Helicopter photographs hostile Amazonian natives

1 minute read

Am I the only one who noticed that the pictures of an “uncontacted” tribe in the Amazon were released the same week as the Indiana Jones movie, in which an uncontacted Amazonian tribe is a major plot point?

Anthropologists have known about the group for some 20 years but released the images now to call attention to fast-encroaching development near the Indians' home in the dense jungles near Peru.

OK, so I get it. It’s all an allegory. The “city of gold” represents the wealth of the untrammeled forest. And the Soviets are the fast-encroaching developers. And the indigenous people are … the indigenous people!

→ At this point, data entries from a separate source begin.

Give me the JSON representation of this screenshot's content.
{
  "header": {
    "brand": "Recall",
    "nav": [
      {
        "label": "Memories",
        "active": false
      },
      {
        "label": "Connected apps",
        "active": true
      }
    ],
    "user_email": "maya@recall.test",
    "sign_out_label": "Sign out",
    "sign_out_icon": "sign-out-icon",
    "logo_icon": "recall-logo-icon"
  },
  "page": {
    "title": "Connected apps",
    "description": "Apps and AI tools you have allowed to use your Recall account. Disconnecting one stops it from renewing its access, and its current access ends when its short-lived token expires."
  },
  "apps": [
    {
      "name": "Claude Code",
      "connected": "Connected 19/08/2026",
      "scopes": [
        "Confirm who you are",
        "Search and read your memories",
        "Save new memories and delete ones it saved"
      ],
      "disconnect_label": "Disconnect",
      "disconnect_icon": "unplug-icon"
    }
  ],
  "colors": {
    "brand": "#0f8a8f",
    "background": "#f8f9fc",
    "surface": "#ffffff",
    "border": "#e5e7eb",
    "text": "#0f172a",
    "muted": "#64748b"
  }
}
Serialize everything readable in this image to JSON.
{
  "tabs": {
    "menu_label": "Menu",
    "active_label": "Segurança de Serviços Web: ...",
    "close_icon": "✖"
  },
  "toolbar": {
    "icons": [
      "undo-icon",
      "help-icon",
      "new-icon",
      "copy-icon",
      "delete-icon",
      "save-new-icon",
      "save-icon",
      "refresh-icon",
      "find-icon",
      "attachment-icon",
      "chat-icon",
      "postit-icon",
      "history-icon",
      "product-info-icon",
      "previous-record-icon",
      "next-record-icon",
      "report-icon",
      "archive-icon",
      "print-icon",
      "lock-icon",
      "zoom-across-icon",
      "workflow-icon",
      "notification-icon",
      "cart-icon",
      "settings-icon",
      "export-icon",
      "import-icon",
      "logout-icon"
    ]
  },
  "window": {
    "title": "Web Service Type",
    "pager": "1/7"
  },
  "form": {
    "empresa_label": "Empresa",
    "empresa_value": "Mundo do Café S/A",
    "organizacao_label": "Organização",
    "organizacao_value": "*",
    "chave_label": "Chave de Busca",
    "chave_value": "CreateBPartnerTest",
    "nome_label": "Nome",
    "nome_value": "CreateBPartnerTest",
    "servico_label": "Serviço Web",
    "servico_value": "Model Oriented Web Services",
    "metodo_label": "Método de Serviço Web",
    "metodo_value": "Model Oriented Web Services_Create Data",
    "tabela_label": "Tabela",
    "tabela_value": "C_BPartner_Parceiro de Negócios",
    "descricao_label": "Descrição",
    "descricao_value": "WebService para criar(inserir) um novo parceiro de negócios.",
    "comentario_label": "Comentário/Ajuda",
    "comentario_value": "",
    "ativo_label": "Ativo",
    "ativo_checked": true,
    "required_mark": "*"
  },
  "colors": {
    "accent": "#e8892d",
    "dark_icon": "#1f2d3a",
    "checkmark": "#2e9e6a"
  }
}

And Indiana Jones is… um… the grave-robbing anthropologist who does nothing for the natives and leaves the forest a despoiled wasteland?

Oh well.

I like Culture Matters’ take:

While I certainly agree that small pockets of cultural diversity should not be aggressively assimilated, I feel a little queasy that we have to sell the drive for cultural autonomy and respect for foraging peoples with the whole 'never seen a white man' drivel. The term 'uncontacted' is part of the problem; 'isolated' would be better, as these groups have seldom 'never seen a white man.' They usually have developed a habit of reacting hostilely when they do, perhaps suggesting that it's not so much lack of contact, but certain kinds of contact that they have experienced.
The FUNAI website, for example, is very clear that four isolated groups living in the region in which the aerial photographs were taken in late April and early May have been observed for twenty years, and the FUNAI site focuses on the news that the groups appear to be reasonably healthy (which is news). They put the photographs up with the statement that they are for 'cultural dissemination'...

“Cultural dissemination” along with international movie releases? Maybe we’ll get a release about Roswell too?